The United Farm Workers and UFW Foundation (UFW) filed a lawsuit against the Department of Labor (DOL) and its secretary, Eugene Scalia, in the Eastern District of California on Monday, alleging that the department’s new rule for determining wage rates for farm workers and foreign H-2A guest workers will have a detrimental effect on the wage rates. UFW said the system would “cause several hundreds of thousands of farmworkers already living on subsistence incomes to be paid significantly less than they otherwise would.”

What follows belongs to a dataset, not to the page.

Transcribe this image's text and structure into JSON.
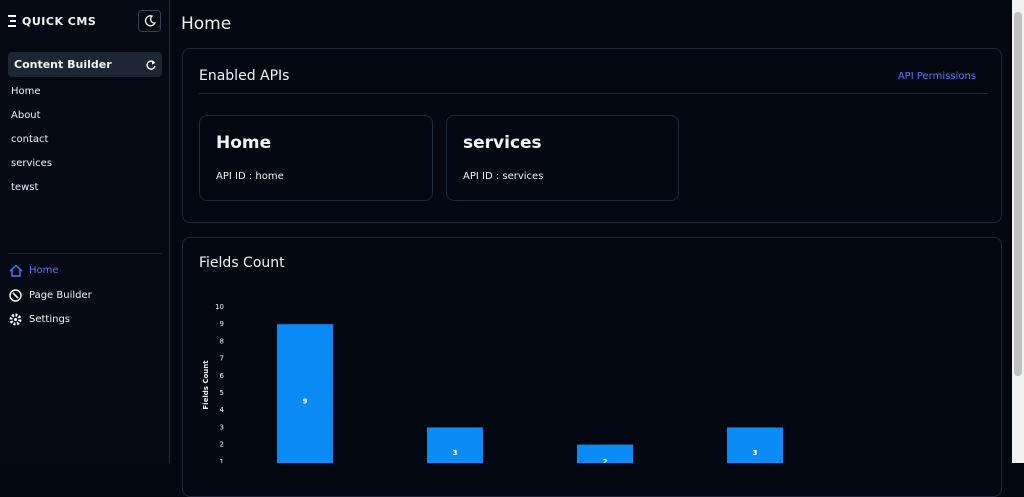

The lawsuit claimed that the DOL is responsible for “ensuring the economic security of U.S. farmworkers,” and ensuring that those hired under the H-2A guestworker program are not causing a decrease in wages or other detrimental effects for United States citizens who are employed in similar positions. One way the DOL accomplishes this is by determining an Adverse Effect Wage Rate (AEWR), which applies to foreign guest workers and United States farmworkers.
This lawsuit follows one filed by the same parties against the United States Department of Agriculture (USDA) where the plaintiff alleged that the USDA breached its duty by canceling the Farm Labor Survey and Farm Labor Report, which was previously used by the DOL to determine the AEWR. The USDA argued in response that this rule from the DOL would replace the survey previously done by the USDA to help determine the AEWR. UFW in that lawsuit is asking the court to require the USDA to complete the survey as they previously did. The plaintiffs are represented in both cases by Wilmer Cutler Pickering Hale and Dorr LLP.
In the present complaint, UFW purported that the new DOL rule, published on November 5 in the Federal Register, is not effective because it freezes the AEWRs based on data from 2019 and does not adjust the minimum wage rate by the rate of inflation until at least 2023. The DOL is accused of “ignoring or disregarding its own pronouncements that H-2A wages must be closely linked with actual market wages paid to farmworkers to protect against adverse effects.”
Monday’s complaint alleged that the final rule, which is set to become effective later this month, breaches the Administrative Procedure Act and should be set aside. UFW claimed the rule was “arbitrary and capricious” and that the DOL did not provide sufficient reasoning for freezing the AEWR. The plaintiff also contended that the DOL did not comply with the commenting and notice requirements for the final rule.
UFW asked for the court to grant it injunctive relief, preventing the rule from taking effect, an order vacating the regulation, and a declaration that the regulation breaches the Administrative Procedure Act.